Ele é um romântico incorrigível e também profissional, pois escreve uma coluna sobre casamentos para um importante jornal, cobrindo festas espetaculares de costa a costa do país. Mas há uma linha tênue entre ser um repórter bem-sucedido com uma matéria para escrever e ser um cara sozinho num sábado à noite, no casamento de um desconhecido.

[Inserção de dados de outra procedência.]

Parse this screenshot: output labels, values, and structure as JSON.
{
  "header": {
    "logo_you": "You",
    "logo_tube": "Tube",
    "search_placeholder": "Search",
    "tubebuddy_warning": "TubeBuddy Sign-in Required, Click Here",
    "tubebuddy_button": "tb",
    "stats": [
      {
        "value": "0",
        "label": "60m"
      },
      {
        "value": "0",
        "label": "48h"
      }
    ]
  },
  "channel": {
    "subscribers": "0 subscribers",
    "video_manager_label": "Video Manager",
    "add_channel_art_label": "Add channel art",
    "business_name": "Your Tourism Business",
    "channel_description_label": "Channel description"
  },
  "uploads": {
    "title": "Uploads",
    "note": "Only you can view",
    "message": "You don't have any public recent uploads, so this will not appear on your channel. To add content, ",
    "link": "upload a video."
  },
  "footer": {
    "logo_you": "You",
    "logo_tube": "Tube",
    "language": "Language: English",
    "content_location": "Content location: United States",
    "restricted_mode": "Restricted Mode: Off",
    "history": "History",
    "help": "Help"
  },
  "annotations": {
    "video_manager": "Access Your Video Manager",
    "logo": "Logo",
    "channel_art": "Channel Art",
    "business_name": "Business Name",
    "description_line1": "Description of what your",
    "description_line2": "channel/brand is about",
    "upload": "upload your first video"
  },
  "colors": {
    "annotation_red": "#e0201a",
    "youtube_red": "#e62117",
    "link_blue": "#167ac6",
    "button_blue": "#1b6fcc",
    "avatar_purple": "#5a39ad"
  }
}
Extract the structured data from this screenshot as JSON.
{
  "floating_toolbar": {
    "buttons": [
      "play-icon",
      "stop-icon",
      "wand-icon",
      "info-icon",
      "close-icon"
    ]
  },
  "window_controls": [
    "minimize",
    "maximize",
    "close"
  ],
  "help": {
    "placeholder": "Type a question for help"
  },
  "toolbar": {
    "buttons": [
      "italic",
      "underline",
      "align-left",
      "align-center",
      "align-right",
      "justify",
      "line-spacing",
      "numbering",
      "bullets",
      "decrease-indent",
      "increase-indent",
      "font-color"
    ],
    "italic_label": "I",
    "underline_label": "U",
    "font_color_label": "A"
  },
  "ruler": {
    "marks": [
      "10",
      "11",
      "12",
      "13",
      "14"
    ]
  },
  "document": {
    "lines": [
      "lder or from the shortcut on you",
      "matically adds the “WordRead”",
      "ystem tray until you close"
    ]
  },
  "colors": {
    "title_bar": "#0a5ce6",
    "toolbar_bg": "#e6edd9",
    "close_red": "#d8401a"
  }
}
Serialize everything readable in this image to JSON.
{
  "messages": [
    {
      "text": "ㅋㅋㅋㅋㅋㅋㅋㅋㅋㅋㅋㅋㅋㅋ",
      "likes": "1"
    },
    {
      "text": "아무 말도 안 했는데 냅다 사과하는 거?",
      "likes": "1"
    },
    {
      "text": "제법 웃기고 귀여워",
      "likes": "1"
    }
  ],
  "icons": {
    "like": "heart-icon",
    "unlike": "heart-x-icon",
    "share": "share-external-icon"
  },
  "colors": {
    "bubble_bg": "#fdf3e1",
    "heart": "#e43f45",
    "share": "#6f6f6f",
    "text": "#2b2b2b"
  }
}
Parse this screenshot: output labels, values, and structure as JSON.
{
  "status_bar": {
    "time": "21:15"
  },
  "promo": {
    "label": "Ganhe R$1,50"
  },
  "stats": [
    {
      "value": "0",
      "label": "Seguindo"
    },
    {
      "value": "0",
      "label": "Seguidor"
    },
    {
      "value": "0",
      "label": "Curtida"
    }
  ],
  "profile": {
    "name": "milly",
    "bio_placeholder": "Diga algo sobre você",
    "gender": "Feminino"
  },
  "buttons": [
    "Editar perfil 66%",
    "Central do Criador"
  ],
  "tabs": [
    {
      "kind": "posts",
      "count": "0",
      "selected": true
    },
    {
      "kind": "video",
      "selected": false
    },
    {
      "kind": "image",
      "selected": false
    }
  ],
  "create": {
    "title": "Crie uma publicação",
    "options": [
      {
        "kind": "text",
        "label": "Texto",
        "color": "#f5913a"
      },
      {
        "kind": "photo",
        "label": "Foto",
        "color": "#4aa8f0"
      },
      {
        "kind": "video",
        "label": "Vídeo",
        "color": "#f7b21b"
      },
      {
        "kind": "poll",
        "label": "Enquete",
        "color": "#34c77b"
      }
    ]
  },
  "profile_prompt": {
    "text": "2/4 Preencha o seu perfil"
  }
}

Tudo muda na primeira noite do ano, quando Gavin conhece Melinda, uma jornalista de viagens com um espírito aventureiro. Mas Melinda vai embora e parece ter desaparecido sem deixar rastros. Gavin inicia então uma jornada por Nova York em busca dessa intrigante mulher. E aprende que há algo pior do que perdê-la: ter que escrever um artigo sobre o casamento dela.
                                                                            ***

Olá pessoal! Nossa já estamos no final de junho, nem imaginava que daria conta de cumprir este desafio. E vejam só, aqui estou!!!! Obrigada a galera do Projeto Leitura Mágica, meninas divertidas, batalhadoras, profissionais, mães , leitoras e a meu ver, arteiras de primeira linha e seus scraps maravilhosos.

Para o mês de junho uma das metas era ler um Lad Lit, escolhi 'Um romântico incorrígivel'.
Que conta a história de Gavin, um romântico assumido e Melinda.
Uma leitura fácil, com alguns momentos engraçados. Há vários personagens que fazem a história fluir.
O autor coloca um pouco de si, na história, já que ele também escreve sobre casamentos.
Gavin se mostra um homem 'diferente' , por ser mais sensível, romântico, sonhador, inseguro e tímido. 
Daria um bom filme sessão da tarde, sinceridade pra mim, este livro não deu liga. Ainda prefiro os Clássicos. Até agora nenhum 'Lit' me agradou.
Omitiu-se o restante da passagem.